---
title: "Running SIMLR"
author: 
  - Daniele Ramazzotti
  - Bo Wang
  - Luca De Sano
  - Serafim Batzoglou
date: "`r format(Sys.time(), '%B %d, %Y')`"
graphics: yes
package: SIMLR
output:
  BiocStyle::html_document:
    toc_float: true
vignette: >
  %\VignetteIndexEntry{Running SIMLR}
  %\VignetteEngine{knitr::rmarkdown}
  %\VignetteEncoding{UTF-8}
  %\VignetteDepends{SIMLR,BiocStyle}
---

The external R package igraph is required for the computation of the normalized mutual information to 
assess the results of the clustering. 

```{r}
library(igraph)
library(SIMLR)
```

We now run SIMLR as an example on an input dataset from Buettner, Florian, et al. "Computational analysis of 
cell-to-cell heterogeneity in single-cell RNA-sequencing data reveals hidden subpopulations of cells." Nature 
biotechnology 33.2 (2015): 155-160. For this dataset we have a ground true of 3 cell populations, i.e., clusters. 

```{r}
set.seed(11111)
data(BuettnerFlorian)
example = SIMLR(X = BuettnerFlorian$in_X, c = BuettnerFlorian$n_clust, cores.ratio = 0)
```

We now compute the normalized mutual information between the inferred clusters by SIMLR and the true ones. 
This measure with values in [0,1], allows us to assess the performance of the clustering with higher values 
reflecting better performance. 

```{r}
nmi_1 = compare(BuettnerFlorian$true_labs[,1], example$y$cluster, method="nmi")
print(nmi_1)
```

As a further understanding of the results, we now visualize the cell populations in a plot. 

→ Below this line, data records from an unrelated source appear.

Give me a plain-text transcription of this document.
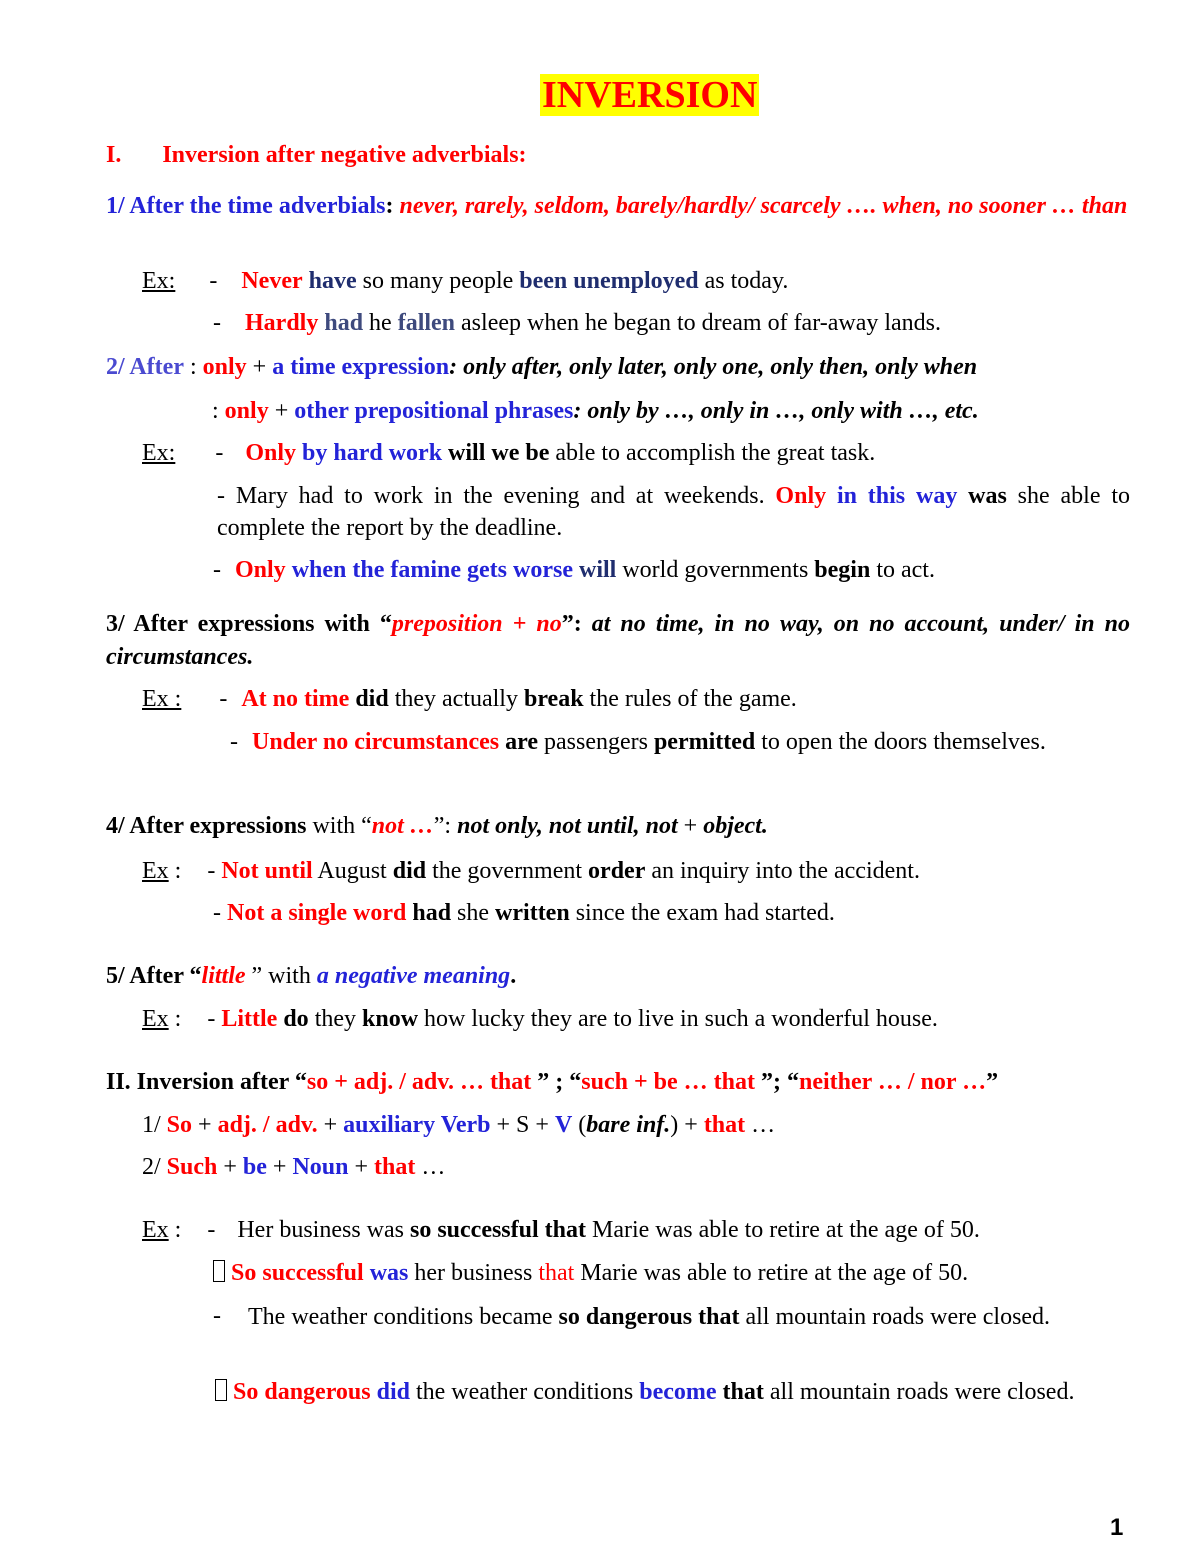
INVERSION
I. Inversion after negative adverbials:
1/ After the time adverbials: never, rarely, seldom, barely/hardly/ scarcely …. when, no sooner … than
Ex: - Never have so many people been unemployed as today.
- Hardly had he fallen asleep when he began to dream of far-away lands.
2/ After : only + a time expression: only after, only later, only one, only then, only when
: only + other prepositional phrases: only by …, only in …, only with …, etc.
Ex: - Only by hard work will we be able to accomplish the great task.
- Mary had to work in the evening and at weekends. Only in this way was she able to complete the report by the deadline.
- Only when the famine gets worse will world governments begin to act.
3/ After expressions with “preposition + no”: at no time, in no way, on no account, under/ in no circumstances.
Ex : - At no time did they actually break the rules of the game.
- Under no circumstances are passengers permitted to open the doors themselves.
4/ After expressions with “not …”: not only, not until, not + object.
Ex : - Not until August did the government order an inquiry into the accident.
- Not a single word had she written since the exam had started.
5/ After “little ” with a negative meaning.
Ex : - Little do they know how lucky they are to live in such a wonderful house.
II. Inversion after “so + adj. / adv. … that ” ; “such + be … that ”; “neither … / nor …”
1/ So + adj. / adv. + auxiliary Verb + S + V (bare inf.) + that …
2/ Such + be + Noun + that …
Ex : - Her business was so successful that Marie was able to retire at the age of 50.
So successful was her business that Marie was able to retire at the age of 50.
- The weather conditions became so dangerous that all mountain roads were closed.
So dangerous did the weather conditions become that all mountain roads were closed.
1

```{r fig.width=12, fig.height=8, warning=FALSE, fig.cap="Visualization of the 3 cell populations retrieved by SIMLR on the dataset by Florian, et al."}
plot(example$ydata, 
    col = c(topo.colors(BuettnerFlorian$n_clust))[BuettnerFlorian$true_labs[,1]], 
    xlab = "SIMLR component 1",
    ylab = "SIMLR component 2",
    pch = 20,
    main="SIMILR 2D visualization for BuettnerFlorian")
```

We also run SIMLR feature ranking on the same inputs to get a rank of the key genes with the related pvalues. 

```{r}
set.seed(11111)
ranks = SIMLR_Feature_Ranking(A=BuettnerFlorian$results$S,X=BuettnerFlorian$in_X)
head(ranks$pval)
head(ranks$aggR)
```

Similarly, we show an example for SIMLR large scale on an input dataset being a reduced version of the dataset 
provided in Buettner, Zeisel, Amit, et al. "Cell types in the mouse cortex and hippocampus revealed by single-cell 
RNA-seq." Science 347.6226 (2015): 1138-1142. For this dataset we have a ground true of 9 cell populations, i.e., clusters. 
But we should notice that here we use for computational reasons a reduced version of the data, so please refer to the 
original publication for the full data. 

```{r}
set.seed(11111)
data(ZeiselAmit)
example_large_scale = SIMLR_Large_Scale(X = ZeiselAmit$in_X, c = ZeiselAmit$n_clust, kk = 10)
```

We compute the normalized mutual information between the inferred clusters by SIMLR large scale and the true ones. 

```{r}
nmi_2 = compare(ZeiselAmit$true_labs[,1], example_large_scale$y$cluster, method="nmi")
print(nmi_2)
```

As a further understanding of the results, also in this case we visualize the cell populations in a plot. 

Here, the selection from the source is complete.